Making Things Move
By Dustyn Roberts
This is the ideal book for those who have never taken an engineering class or who never developed a mechanical/mathematical mindset. The author even includes sections for people that have never heard of a CAD program or how to shop McMaster Carr. Although the chapters are organized a bit like any other textbook, the author does a fairly good job of making sure it doesn't put you to sleep. The concepts are kept at a fairly high level with lots of diagrams and analogies to make the few equations included in the book somewhat palatable. But make no mistake, its still a tough subject to slough through and it took me at least a year to finish this copy.

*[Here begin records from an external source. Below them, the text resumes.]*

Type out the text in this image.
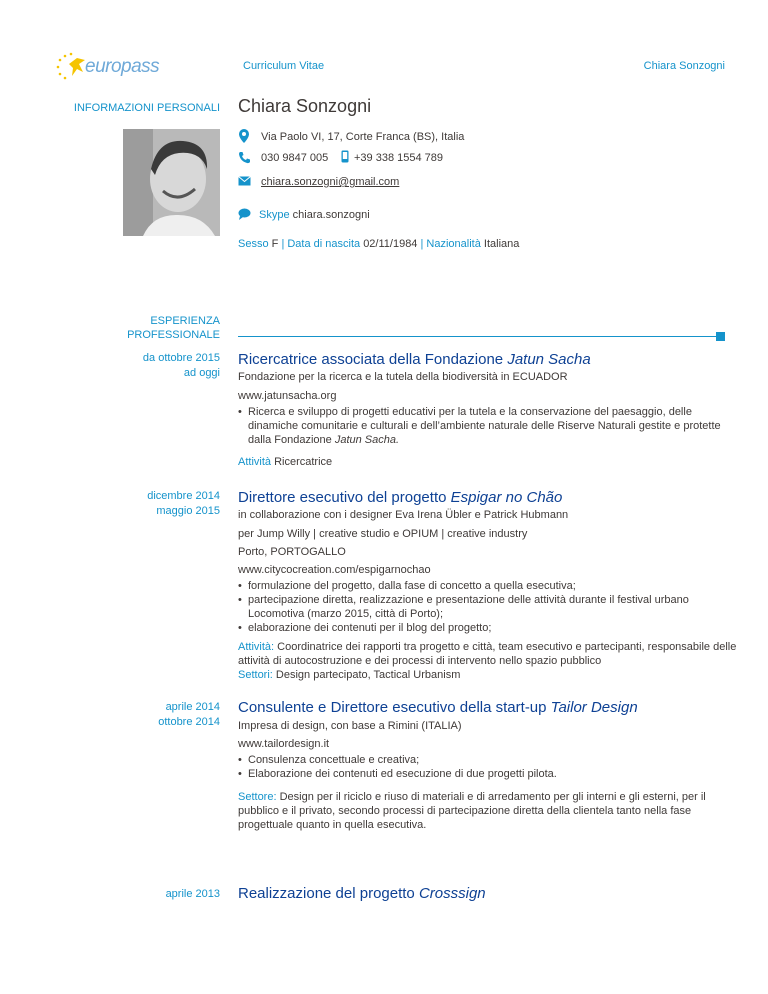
europass	Curriculum Vitae	Chiara Sonzogni
INFORMAZIONI PERSONALI Chiara Sonzogni
Via Paolo VI, 17, Corte Franca (BS), Italia
030 9847 005 +39 338 1554 789
chiara.sonzogni@gmail.com
Skype chiara.sonzogni
Sesso F | Data di nascita 02/11/1984 | Nazionalità Italiana
ESPERIENZA
PROFESSIONALE
da ottobre 2015
ad oggi
Ricercatrice associata della Fondazione Jatun Sacha
Fondazione per la ricerca e la tutela della biodiversità in ECUADOR
www.jatunsacha.org
• Ricerca e sviluppo di progetti educativi per la tutela e la conservazione del paesaggio, delle
dinamiche comunitarie e culturali e dell’ambiente naturale delle Riserve Naturali gestite e protette
dalla Fondazione Jatun Sacha.
Attività Ricercatrice
dicembre 2014
maggio 2015
Direttore esecutivo del progetto Espigar no Chão
in collaborazione con i designer Eva Irena Übler e Patrick Hubmann
per Jump Willy | creative studio e OPIUM | creative industry
Porto, PORTOGALLO
www.citycocreation.com/espigarnochao
• formulazione del progetto, dalla fase di concetto a quella esecutiva;
• partecipazione diretta, realizzazione e presentazione delle attività durante il festival urbano
Locomotiva (marzo 2015, città di Porto);
• elaborazione dei contenuti per il blog del progetto;
Attività: Coordinatrice dei rapporti tra progetto e città, team esecutivo e partecipanti, responsabile delle
attività di autocostruzione e dei processi di intervento nello spazio pubblico
Settori: Design partecipato, Tactical Urbanism
aprile 2014
ottobre 2014
Consulente e Direttore esecutivo della start-up Tailor Design
Impresa di design, con base a Rimini (ITALIA)
www.tailordesign.it
• Consulenza concettuale e creativa;
• Elaborazione dei contenuti ed esecuzione di due progetti pilota.
Settore: Design per il riciclo e riuso di materiali e di arredamento per gli interni e gli esterni, per il
pubblico e il privato, secondo processi di partecipazione diretta della clientela tanto nella fase
progettuale quanto in quella esecutiva.
aprile 2013 Realizzazione del progetto Crosssign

I do recommend that if you pick up this book, maybe buy all the materials for the projects beforehand so that there is no excuse not to complete the assignments. If nothing else, they become a great way to stay interested in the topic.

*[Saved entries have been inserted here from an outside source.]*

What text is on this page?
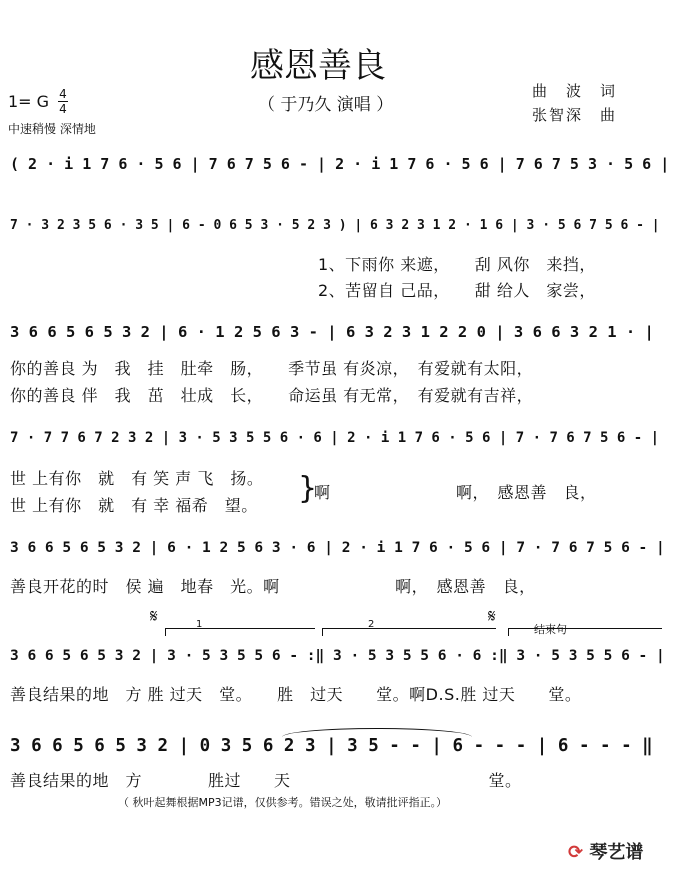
感恩善良
（ 于乃久 演唱 ）
曲　波　词
张智深　曲
1= G 4
4
中速稍慢 深情地
( 2 · i 1 7 6 · 5 6 | 7 6 7 5 6 - | 2 · i 1 7 6 · 5 6 | 7 6 7 5 3 · 5 6 |
7 · 3 2 3 5 6 · 3 5 | 6 - 0 6 5 3 · 5 2 3 ) | 6 3 2 3 1 2 · 1 6 | 3 · 5 6 7 5 6 - |
1、下雨你 来遮，　　刮 风你　来挡，
2、苦留自 己品，　　甜 给人　家尝，
3 6 6 5 6 5 3 2 | 6 · 1 2 5 6 3 - | 6 3 2 3 1 2 2 0 | 3 6 6 3 2 1 · |
你的善良 为　我　挂　肚牵　肠，　　季节虽 有炎凉，　有爱就有太阳，
你的善良 伴　我　茁　壮成　长，　　命运虽 有无常，　有爱就有吉祥，
7 · 7 7 6 7 2 3 2 | 3 · 5 3 5 5 6 · 6 | 2 · i 1 7 6 · 5 6 | 7 · 7 6 7 5 6 - |
世 上有你　就　有 笑 声 飞　扬。
世 上有你　就　有 幸 福希　望。 }
啊	啊，　感恩善　良，
3 6 6 5 6 5 3 2 | 6 · 1 2 5 6 3 · 6 | 2 · i 1 7 6 · 5 6 | 7 · 7 6 7 5 6 - |
善良开花的时　侯 遍　地春　光。啊　　　　　　　啊，　感恩善　良，
𝄋	𝄋
1	2	结束句
3 6 6 5 6 5 3 2 | 3 · 5 3 5 5 6 - :‖ 3 · 5 3 5 5 6 · 6 :‖ 3 · 5 3 5 5 6 - |
善良结果的地　方 胜 过天　堂。　　胜　过天　　堂。啊D.S.胜 过天　　堂。
3 6 6 5 6 5 3 2 | 0 3 5 6 2 3 | 3 5 - - | 6 - - - | 6 - - - ‖
善良结果的地　方　　　　胜过　　天　　　　　　　　　　　　堂。
（ 秋叶起舞根据MP3记谱，仅供参考。错误之处，敬请批评指正。）
⟳ 琴艺谱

The Trend Forecaster's Handbook
By Martin Raymond
Design education and even the design industry has a tendency to gloss over the rigorous process involved in formal trend forecasting because often the resourcing just isn't there to support it. Martin Raymond does a fantastic job of detailing every step of the trending process and introducing the appropriate terminology for many activities that designers tend to do instinctively. The merit of instinct within the trend forecasting industry is a whole chapter unto itself and that section reassures the reader that, although there is a formal process, there is also room for adaptation. Perhaps the biggest insight I gained from the book, was understanding how much of that process is related to general design research; the role of "expert interviews" is similar to "stakeholder interviews" and an "evidence wall" shares similarities to "affinity diagramming." Overall, the book is handy resource to fill out your design library and its definitely an easy read.